Aaah, Photoshop… Qui n’a jamais succombé à un enthousiasme débridé en ouvrant pour la première fois son menu de filtres ? Solarisations, flous gaussiens, mosaïques en cascades, etc. On s’emporte, on s’emballe, et cinq minutes plus tard, le portrait de tata Gertrude n’est plus qu’un maelström de couleurs éclaboussant l’écran. Certes, c’est affreux, mais ne soyons pas trop dur avec cet attentat artistique : le plus puissant des outils de retouche photo n’est jamais qu’un jouet entre les mains du néophyte. Et un jouet, ça se tripote, jusqu’au moment où on le casse. Alors, est-ce la gestuelle enfantine du stylet, la bizarrerie du micro ou la nostalgie du double écran Game&Watch qui aura poussé Tose à prendre la DS comme on ouvre un coffre à joujoux ? Gageons que la faute est partagée. Avec Super Princess Peach, ce développeur discret se montre en tout cas très attentif aux fonctionnalités du hardware en utilisant le stylet (et même le micro !) pour dépoussiérer un jeu de plates-formes classique. Malheureusement, tous les gadgets du monde ne sauraient le sauver de fondations branlantes.
Que resterait-il de Peach, une fois débarrassé de ses gimmicks, de ses clins d‘oeil en pagaille et de ses petites manies si attachantes ? Pas grand-chose, finalement. Le titre de Tose n’a rien d’autre à offrir qu’une bonne humeur évidente. Pourtant, il essaie : chacun de ses recoins fourmille de détails à l’attention du joueur curieux. Souffler dans le micro de la DS pour lancer des bulles avec son sous-marin, user la pointe de son stylet lors de petits interludes sans conséquences, dépenser des fortunes à la boutique de Toad… On pourrait en dresser l’inventaire, mais ça ne servirait pas à grand-chose. Trop lâche, trop dispersé, Peach vient à bout des meilleures intentions. Chaque niveau se parcourt d’un pas pressé, chaque écran nous confronte à une désagréable impression de déjà-vu. L’idée forte du jeu, qui permet d’affubler une émotion-minute à la princesse par le biais de l’écran tactile, n’a finalement qu’une valeur cosmétique. La joie nous donne des ailes, la tristesse nous fait fuir à toutes jambes, le calme apaise nos blessures. Autant de pouvoirs qui serviront la plupart du temps à résoudre des énigmes ineptes (pleurer pour détruire une barrière de sable, s’enflammer pour brûler un pont) et dont la solution s’offre sur un plateau. Pire, leur emploi force le joueur à une gymnastique fatigante (lâcher la console, prendre le stylet, reprendre la console) là où une simple pression de bouton aurait suffi. Malgré tous ses efforts et un univers très attachant, la robe de la princesse est bien mal ajustée et on cherchera en vain un peu de substance dans ses niveaux en papier crépon.

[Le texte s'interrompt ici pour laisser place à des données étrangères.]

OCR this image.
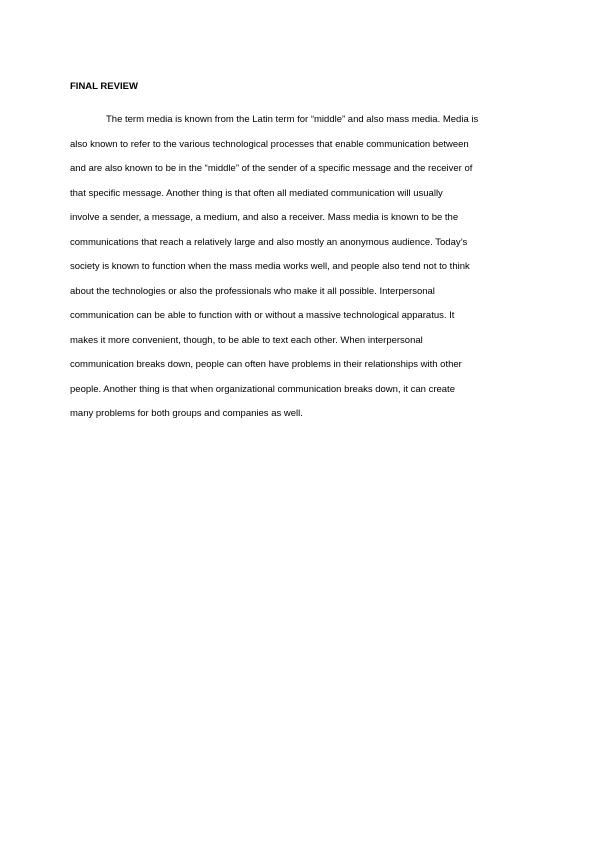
FINAL REVIEW
The term media is known from the Latin term for “middle” and also mass media. Media is
also known to refer to the various technological processes that enable communication between
and are also known to be in the “middle” of the sender of a specific message and the receiver of
that specific message. Another thing is that often all mediated communication will usually
involve a sender, a message, a medium, and also a receiver. Mass media is known to be the
communications that reach a relatively large and also mostly an anonymous audience. Today’s
society is known to function when the mass media works well, and people also tend not to think
about the technologies or also the professionals who make it all possible. Interpersonal
communication can be able to function with or without a massive technological apparatus. It
makes it more convenient, though, to be able to text each other. When interpersonal
communication breaks down, people can often have problems in their relationships with other
people. Another thing is that when organizational communication breaks down, it can create
many problems for both groups and companies as well.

En cela, elle incarne le parfait négatif de New Super Mario Bros., petite horlogerie où tout est à sa place. Chiche en innovations, NSMB est avant tout l’expression d’un savoir-faire. S’y plonger, c’est retrouver un Nintendo concis, décisif, courbé sur son ouvrage comme un artisan zélé. En proie à une minutie maladive, les développeurs d’EAD ont pris le temps d’envisager chaque trajectoire du joueur pour bâtir leurs niveaux en conséquence. NSMB est donc un titre dont le level-design joue toujours avec un coup d’avance. Il n’est pas rare de se retrouver pris à contre-pied lorsque, au détour d’un saut qu’on pensait tout à fait sûr, un obstacle vient nous cueillir à l’arrivée. Certes, ce Mario n’a rien d’autre à offrir que la beauté du geste et tout ce qu’on y découvre, des Warp Zones aux vies supplémentaires, tiendrait presque du décoratif. Mais la voie qui mène à ces friandises est toujours irréprochable. Citons simplement les pièces rouges, dont la disposition au millimètre nécessite de suivre une trajectoire parfaite, mais toujours envisageable du premier coup. EAD avance, en pleine confiance, tournant le dos aux sirènes de la nouveauté ou aux impératifs du hardware. L’interface tactile, le micro, ce n’est jamais qu’une forme d’interaction. Ca ne remplace pas le travail, ça ne se substitue pas à la compétence. Dans le pire des cas, ça offre un refuge inespéré au développeur en panne d’inspiration, qui voudrait faire passer le premier gribouillage pour un pas de géant. A l’exception d’une gestion d’inventaire discrète, la quête principale de NSMB fait bien peu de cas de la palette DS. On ne s’en plaindra pas. Si l’histoire, chez Nintendo, a souvent su s’effacer devant le jeu, NSMB démontre, et de fort belle façon, que le jeu ne s’efface pas encore devant le geste.